Till a sea-boot at last, knocked him down from the mast,
And he sunk in the ocean below.
But the saddest part of the story is this:
He hadn’t quite finished his crow,
He’d got just as far as the hoarse cock-a-lo
But failed at the leerie O!
Oh-h!
And that ship is still sailing, they say, on the sea,
Though ’tis hundreds of years ago;
Till they silence that cock they’ll ne’er reach a dock,
Nor lay down their burden of woe;
For out on the boom, till the crack of doom,
The ghost of the Cochin will crow,
With his shrill cock-a-lee, and his hoarse cock-a-lo,
But never the leerie O!
No!
They tell me at times that the ship may be seen
Straggling on o’er the billows o’ blue,
That the hardest of hearts would melt like the snow,
To witness the grief of that crew,
As they eye the cold waves, and long for their graves,
Looking so weary O!
Will he never have done with that weird cock-a-lo,
As get to the leerie O!
Oh-h!

Dinner discussed, the fun commenced. In the first place, there were sailors’ dances, and the floor was kept pretty well filled one way or another. But certainly the dances of the evening were the barber’s “break-down,” Rory’s “Irish jig,” and the doctor’s “Hielan fling.” They were solos, of course, and the barber was the first to take the floor; and oh! the shuffling and the double-shuffling, and the tripleing and double-tripleing of that wonderful hornpipe! No wonder he was cheered, and encored, and cheered again. Then came Rory, dressed in natty knickerbockers and carrying a shillelah! nobody could say at times which end of him was uppermost, or whether he did not just as often strike his seemingly adamantine head with his heels as with his shillelah. Lastly came Sandy McFlail in Highland costume, and being a countryman of my own, I must be modestly mum on the performance, only, towards the end of the “fling,” you saw before you such a mist of waving arms and legs and plaid-ends, that you could not have been sure it was Sandy at all, and not an octopus.

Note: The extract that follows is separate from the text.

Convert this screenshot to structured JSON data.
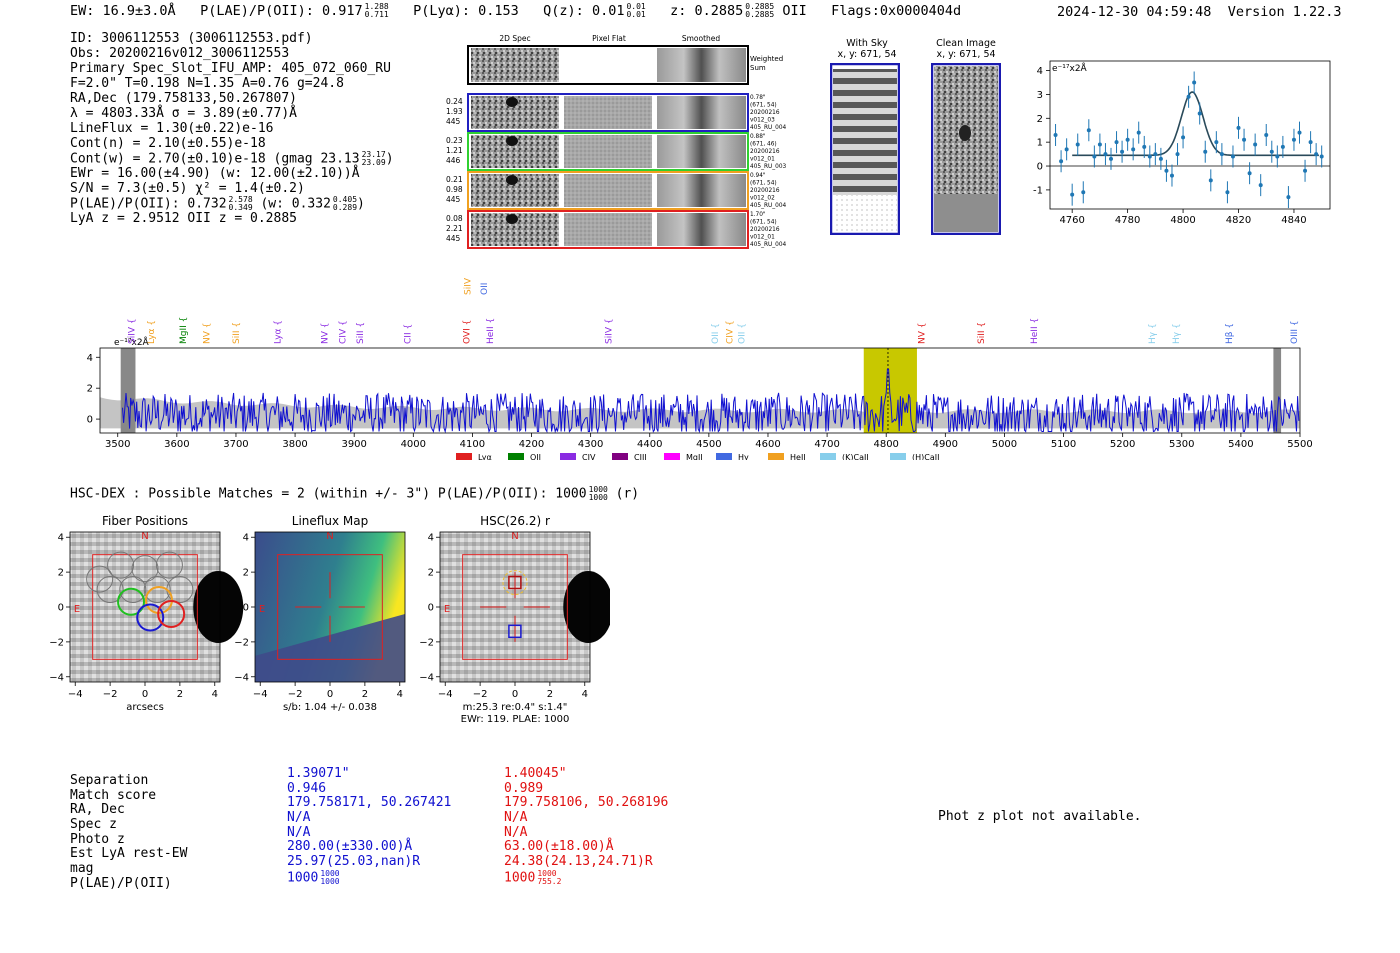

But hark! there comes a shriek from the pack, so loud that it drowns the sounds of music and merriment. Men grow suddenly serious. Again they hear it, and there is a perceptible movement—a kind of thrill under their feet. It is the wail that never fails to give the first announcement of the breaking up of the sea of ice.


Chapter Twenty Five.

Breaking Up of the Great Ice Pack—In the Nips—The “Canny Scotia” on her Beam-Ends—Staving of the “Arrandoon.”

In the very midst of joy and pleasure in this so-called weary world, we are oftentimes very nigh to grief and pain.